When I left my life in Southern California behind to move in with Husband (who was not yet Husband), we shared a tiny bedroom in a tiny house-type thing on the property of a Hindu temple. It was a small, but beautiful existence. The room was already packed with years worth of Husband’s possessions: mainly art pieces, musical instruments, and mountains of junk that had been fished out of Goodwill bins and dollar stores. Add my cargo to the mix, and there was only enough space to walk a trail from the bed to the door. We needed a bigger place.
So, we moved to a bigger bedroom in a bigger house, with a bigger closet. We marveled over how much space we had. “Hey, we can even use this old van bench as a couch! Great!“ Soon, we got married, and acquired even more stuff. After a while, it began to feel a little cramped. We needed a bigger place.
So, we moved into a studio apartment. It was perfect; right on a wildlife sanctuary. There was a separate space for the bed, and a nice kitchen that even had a dishwasher. Husband and I had our own closets (He gave me the big one. Love you, baby). We had our own shower, never had to worry about anyone sneaking our food or using our dishes and leaving them to rot in the sink. We were even able to get a cat of our own. It was wonderful. Pure bliss. Then, I got pregnant.

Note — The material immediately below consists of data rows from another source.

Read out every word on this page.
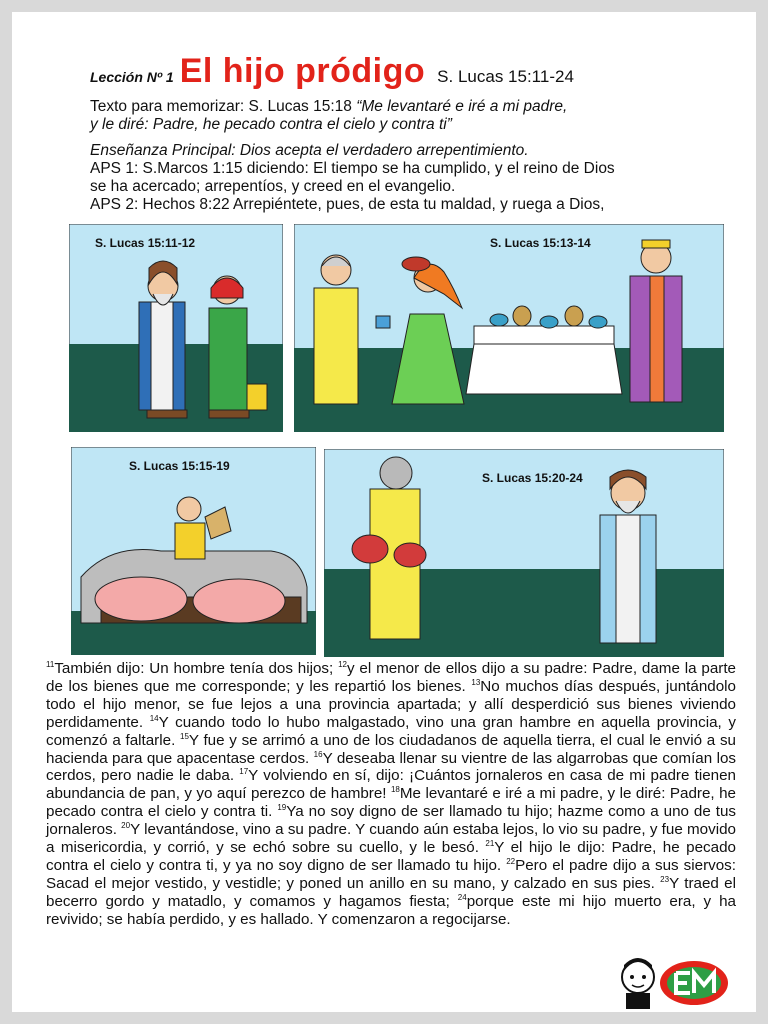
Lección Nº 1 El hijo pródigo S. Lucas 15:11-24
Texto para memorizar: S. Lucas 15:18 “Me levantaré e iré a mi padre,
y le diré: Padre, he pecado contra el cielo y contra ti”
Enseñanza Principal: Dios acepta el verdadero arrepentimiento.
APS 1: S.Marcos 1:15 diciendo: El tiempo se ha cumplido, y el reino de Dios
se ha acercado; arrepentíos, y creed en el evangelio.
APS 2: Hechos 8:22 Arrepiéntete, pues, de esta tu maldad, y ruega a Dios,
S. Lucas 15:11-12	S. Lucas 15:13-14
S. Lucas 15:15-19
S. Lucas 15:20-24
$^{11}$También dijo: Un hombre tenía dos hijos; $^{12}$y el menor de ellos dijo a su padre: Padre, dame la parte de los bienes que me corresponde; y les repartió los bienes. $^{13}$No muchos días después, juntándolo todo el hijo menor, se fue lejos a una provincia apartada; y allí desperdició sus bienes viviendo perdidamente. $^{14}$Y cuando todo lo hubo malgastado, vino una gran hambre en aquella provincia, y comenzó a faltarle. $^{15}$Y fue y se arrimó a uno de los ciudadanos de aquella tierra, el cual le envió a su hacienda para que apacentase cerdos. $^{16}$Y deseaba llenar su vientre de las algarrobas que comían los cerdos, pero nadie le daba. $^{17}$Y volviendo en sí, dijo: ¡Cuántos jornaleros en casa de mi padre tienen abundancia de pan, y yo aquí perezco de hambre! $^{18}$Me levantaré e iré a mi padre, y le diré: Padre, he pecado contra el cielo y contra ti. $^{19}$Ya no soy digno de ser llamado tu hijo; hazme como a uno de tus jornaleros. $^{20}$Y levantándose, vino a su padre. Y cuando aún estaba lejos, lo vio su padre, y fue movido a misericordia, y corrió, y se echó sobre su cuello, y le besó. $^{21}$Y el hijo le dijo: Padre, he pecado contra el cielo y contra ti, y ya no soy digno de ser llamado tu hijo. $^{22}$Pero el padre dijo a sus siervos: Sacad el mejor vestido, y vestidle; y poned un anillo en su mano, y calzado en sus pies. $^{23}$Y traed el becerro gordo y matadlo, y comamos y hagamos fiesta; $^{24}$porque este mi hijo muerto era, y ha revivido; se había perdido, y es hallado. Y comenzaron a regocijarse.
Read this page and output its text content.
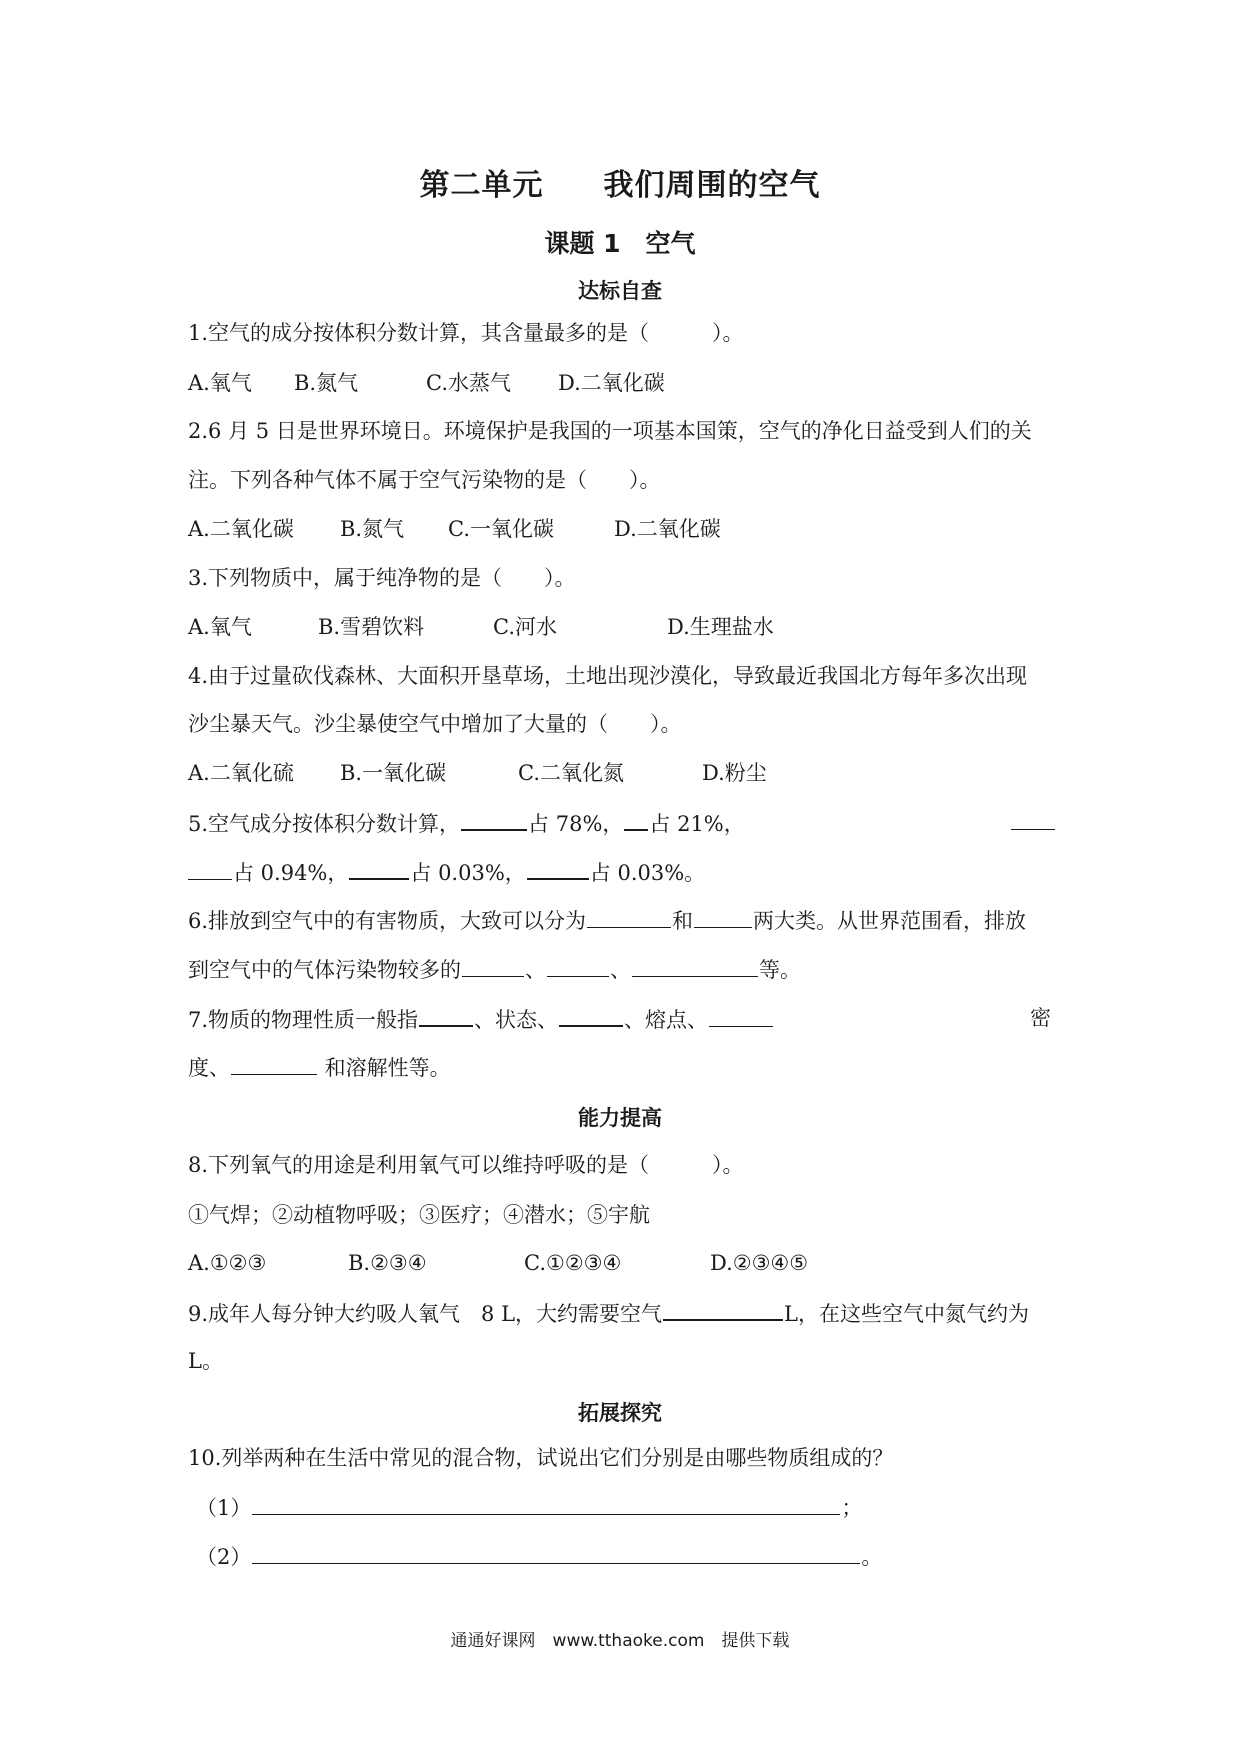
第二单元 我们周围的空气
课题 1　空气
达标自查
1.空气的成分按体积分数计算，其含量最多的是（　　　）。
A.氧气 B.氮气	C.水蒸气 D.二氧化碳
2.6 月 5 日是世界环境日。环境保护是我国的一项基本国策，空气的净化日益受到人们的关
注。下列各种气体不属于空气污染物的是（　　）。
A.二氧化碳 B.氮气 C.一氧化碳	D.二氧化碳
3.下列物质中，属于纯净物的是（　　）。
A.氧气	B.雪碧饮料	C.河水	D.生理盐水
4.由于过量砍伐森林、大面积开垦草场，土地出现沙漠化，导致最近我国北方每年多次出现
沙尘暴天气。沙尘暴使空气中增加了大量的（　　）。
A.二氧化硫 B.一氧化碳	C.二氧化氮	D.粉尘
5.空气成分按体积分数计算，	占 78%， 占 21%，
占 0.94%，	占 0.03%，	占 0.03%。
6.排放到空气中的有害物质，大致可以分为	和	两大类。从世界范围看，排放
到空气中的气体污染物较多的	、	、	等。
7.物质的物理性质一般指	、状态、	、熔点、	密
度、	和溶解性等。
能力提高
8.下列氧气的用途是利用氧气可以维持呼吸的是（　　　）。
①气焊；②动植物呼吸；③医疗；④潜水；⑤宇航
A.①②③	B.②③④	C.①②③④	D.②③④⑤
9.成年人每分钟大约吸人氧气　8 L，大约需要空气	L，在这些空气中氮气约为
L。
拓展探究
10.列举两种在生活中常见的混合物，试说出它们分别是由哪些物质组成的？
（1）	；
（2）	。
通通好课网　www.tthaoke.com　提供下载
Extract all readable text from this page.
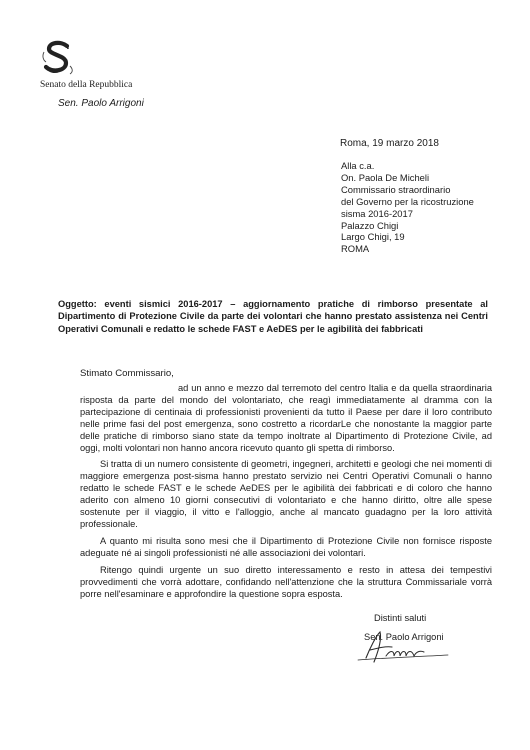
Senato della Repubblica
Sen. Paolo Arrigoni
Roma, 19 marzo 2018
Alla c.a.
On. Paola De Micheli
Commissario straordinario
del Governo per la ricostruzione
sisma 2016-2017
Palazzo Chigi
Largo Chigi, 19
ROMA
Oggetto: eventi sismici 2016-2017 – aggiornamento pratiche di rimborso presentate al Dipartimento di Protezione Civile da parte dei volontari che hanno prestato assistenza nei Centri Operativi Comunali e redatto le schede FAST e AeDES per le agibilità dei fabbricati
Stimato Commissario,

ad un anno e mezzo dal terremoto del centro Italia e da quella straordinaria risposta da parte del mondo del volontariato, che reagì immediatamente al dramma con la partecipazione di centinaia di professionisti provenienti da tutto il Paese per dare il loro contributo nelle prime fasi del post emergenza, sono costretto a ricordarLe che nonostante la maggior parte delle pratiche di rimborso siano state da tempo inoltrate al Dipartimento di Protezione Civile, ad oggi, molti volontari non hanno ancora ricevuto quanto gli spetta di rimborso.

Si tratta di un numero consistente di geometri, ingegneri, architetti e geologi che nei momenti di maggiore emergenza post-sisma hanno prestato servizio nei Centri Operativi Comunali o hanno redatto le schede FAST e le schede AeDES per le agibilità dei fabbricati e di coloro che hanno aderito con almeno 10 giorni consecutivi di volontariato e che hanno diritto, oltre alle spese sostenute per il viaggio, il vitto e l'alloggio, anche al mancato guadagno per la loro attività professionale.

A quanto mi risulta sono mesi che il Dipartimento di Protezione Civile non fornisce risposte adeguate né ai singoli professionisti né alle associazioni dei volontari.

Ritengo quindi urgente un suo diretto interessamento e resto in attesa dei tempestivi provvedimenti che vorrà adottare, confidando nell'attenzione che la struttura Commissariale vorrà porre nell'esaminare e approfondire la questione sopra esposta.

Distinti saluti
Sen. Paolo Arrigoni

“Hmmm…how are we going to make this work in a studio apartment?” We asked ourselves. Well, we didn’t want the stress of a move while I was expecting, plus we were trying to save up as much money as we could…so we decided to make it work. We embarked on The Big Purge, tossing almost everything we owned to make room for the changing table, the rocking chair, the co-sleeper, the diaper genie, and piles and piles of clothes, blankets, burp cloths, toys…you get the idea. It wasn’t easy throwing away so many mementos of our newlywed days, our only time together as a family of two. It wasn’t easy throwing away pieces of our youth. But, we did it. We had to. Eventually, we grew accustomed to it, and it got easier to say goodbye to the things we loved to make room for the thing we loved even more.
The purging process never stopped, by the way. Just tonight, we got rid of our desk to make room for a play space for Collin, now that he’s sitting up by himself and trying to crawl. When people find out how we live, I’m often met with a blank stare of disbelief. “I don’t know how you do it.” Is often uttered. Frankly, I don’t either, sometimes. It depends on when you ask me. On a good day, it’s cozy and fits our attachment parenting style, anyway; for example, we would co-sleep with our baby even if we had all the space in the world for a crib. However, on a bad day, I feel claustrophobic and worried we’re about to burst from the seams of this apartment; Like, someone will show up at our door, and I’ll open it, only it won’t be me standing there, it will be an avalanche of baby gear burying my visitor alive. It can be hard to never get away from the baby, especially at night when he’s asleep, and you’re tip-toeing around so as not to wake him up, and it’s your only chance to reorganize or clean something.
Let me tell you something about organization: it is KEY to living in a small space and staying sane. And just when you think you have everything perfect, you need to reorganize all over again because the baby just grew out of a bunch of clothes, or a bag of toys showed up and you have no idea where to put them. I am in a constant state of sorting: does this fit the baby? Does he really play with that? Will that ever be used? Whatever doesn’t get put to use immediately goes- either in the closet (if there’s space) or to Goodwill. There is just no room in here for stuff that isn’t being used.
I am an optimist, and I like to look at our time here as a learning experience. We humans (Especially we Americans) love to cling to stuff we don’t really need or use. I’ve had the privilege of breaking myself of that habit. How many people get to say that?